Meski Messi memenangkan Ballon d’Or di Piala Dunia 2014, mencetak empat gol saat Argentina finis kedua, ia hanya mencetak satu gol di turnamen 2006 dan 2018, dan gagal mencetak gol pada 2010.
Namun hubungannya dengan turnamen ini telah berubah total di masa senja kariernya, dan ia kini berbagi rekor gol sepanjang masa di Piala Dunia dengan legenda Jerman Miroslav Klose, dengan masing-masing 16 gol, mengungguli Ronaldo Nazario (15), Gerd Muller, dan Kylian Mbappe (keduanya 14).
Ditanya apa yang berubah bagi Messi di pentas internasional, Scaloni, yang juga mengawasi kemenangan Argentina di Copa America pada tahun 2021 dan 2024, mengatakan: “Dia selalu bermain sangat baik, tapi tentu saja tahun-tahun terakhir Messi bersama tim nasional sangat indah.
“Dia menemukan sekelompok teman untuk bermain dengannya, bukan untuk melihatnya sebagai Dewa. Dia menyampaikan sesuatu yang sulit untuk dijelaskan, dia memiliki aura khusus.”
Rekor lain dipecahkan oleh Lionel Messi (dan juga dicuri dari Cristiano Ronaldo). pic.twitter.com/BL5zeuIz77
– Analis Opta (@OptaAnalyst) 17 Juni 2026
Dalam konferensi pers pasca pertandingan, Messi ditanya apakah dia terlalu mementingkan rekor mencetak gol, namun dia menjawab: “Sebenarnya, tidak.
“Suatu kehormatan berada di sana karena betapa berartinya bersama Klose. Ada Ronaldo juga di sana, tapi menurut saya itu tidak berarti apa-apa. Mbappé ada di sana dan dia mencetak dua gol (Selasa).
“Itu hanya statistik dan tidak lebih.
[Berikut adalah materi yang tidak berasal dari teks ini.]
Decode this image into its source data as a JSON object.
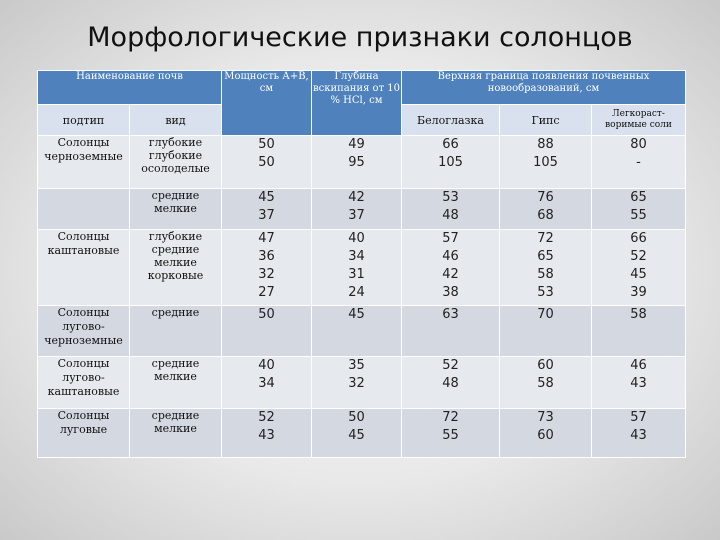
{
  "title": "Морфологические признаки солонцов",
  "header": {
    "naming": "Наименование почв",
    "subtype": "подтип",
    "kind": "вид",
    "thickness": "Мощность А+В, см",
    "boiling": "Глубина вскипания от 10 % HCl, см",
    "upper": "Верхняя граница появления почвенных новообразований, см",
    "beloglazka": "Белоглазка",
    "gips": "Гипс",
    "salts": "Легкораст-воримые соли"
  },
  "groups": [
    {
      "band": "a",
      "name": [
        "Солонцы",
        "черноземные"
      ],
      "kinds": [
        "глубокие",
        "глубокие",
        "осолоделые"
      ],
      "thickness": [
        "50",
        "50"
      ],
      "boiling": [
        "49",
        "95"
      ],
      "belo": [
        "66",
        "105"
      ],
      "gips": [
        "88",
        "105"
      ],
      "salts": [
        "80",
        "-"
      ]
    },
    {
      "band": "b",
      "name": [],
      "kinds": [
        "средние",
        "мелкие"
      ],
      "thickness": [
        "45",
        "37"
      ],
      "boiling": [
        "42",
        "37"
      ],
      "belo": [
        "53",
        "48"
      ],
      "gips": [
        "76",
        "68"
      ],
      "salts": [
        "65",
        "55"
      ]
    },
    {
      "band": "a",
      "name": [
        "Солонцы",
        "каштановые"
      ],
      "kinds": [
        "глубокие",
        "средние",
        "мелкие",
        "корковые"
      ],
      "thickness": [
        "47",
        "36",
        "32",
        "27"
      ],
      "boiling": [
        "40",
        "34",
        "31",
        "24"
      ],
      "belo": [
        "57",
        "46",
        "42",
        "38"
      ],
      "gips": [
        "72",
        "65",
        "58",
        "53"
      ],
      "salts": [
        "66",
        "52",
        "45",
        "39"
      ]
    },
    {
      "band": "b",
      "name": [
        "Солонцы",
        "лугово-",
        "черноземные"
      ],
      "kinds": [
        "средние"
      ],
      "thickness": [
        "50"
      ],
      "boiling": [
        "45"
      ],
      "belo": [
        "63"
      ],
      "gips": [
        "70"
      ],
      "salts": [
        "58"
      ]
    },
    {
      "band": "a",
      "name": [
        "Солонцы",
        "лугово-",
        "каштановые"
      ],
      "kinds": [
        "средние",
        "мелкие"
      ],
      "thickness": [
        "40",
        "34"
      ],
      "boiling": [
        "35",
        "32"
      ],
      "belo": [
        "52",
        "48"
      ],
      "gips": [
        "60",
        "58"
      ],
      "salts": [
        "46",
        "43"
      ]
    },
    {
      "band": "b",
      "name": [
        "Солонцы",
        "луговые"
      ],
      "kinds": [
        "средние",
        "мелкие"
      ],
      "thickness": [
        "52",
        "43"
      ],
      "boiling": [
        "50",
        "45"
      ],
      "belo": [
        "72",
        "55"
      ],
      "gips": [
        "73",
        "60"
      ],
      "salts": [
        "57",
        "43"
      ]
    }
  ]
}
Meski kami bangga bisa bersaing dengan mereka semua, itu tidak berarti apa-apa bagi saya.
“Ronaldo, dari apa yang saya lihat, adalah salah satu pemain terhebat sepanjang masa dan dia bukan yang pertama, jadi ini hanya statistik.”
Messi juga mengungkapkan bahwa dia terinspirasi saat menonton serial dokumenter Netflix baru tentang juara Grand Slam 22 kali Rafael Nadal, khususnya pendekatan pemain Spanyol itu dalam pemulihan dan manajemen cedera.
“Saya hanya suka bermain sepak bola. Itu adalah hasrat saya sejak saya masih kecil. Ketika saya melakukannya dengan baik, saya melakukan yang terbaik,” tambahnya.
“Kami sedang menonton serial Rafa Nadal sekarang dan saya banyak mengidentifikasi dirinya, kami sangat mirip dalam artian saya ingin memberikan yang terbaik dan saya ingin merasa baik. Selama saya merasa baik, kami akan berada di sana.”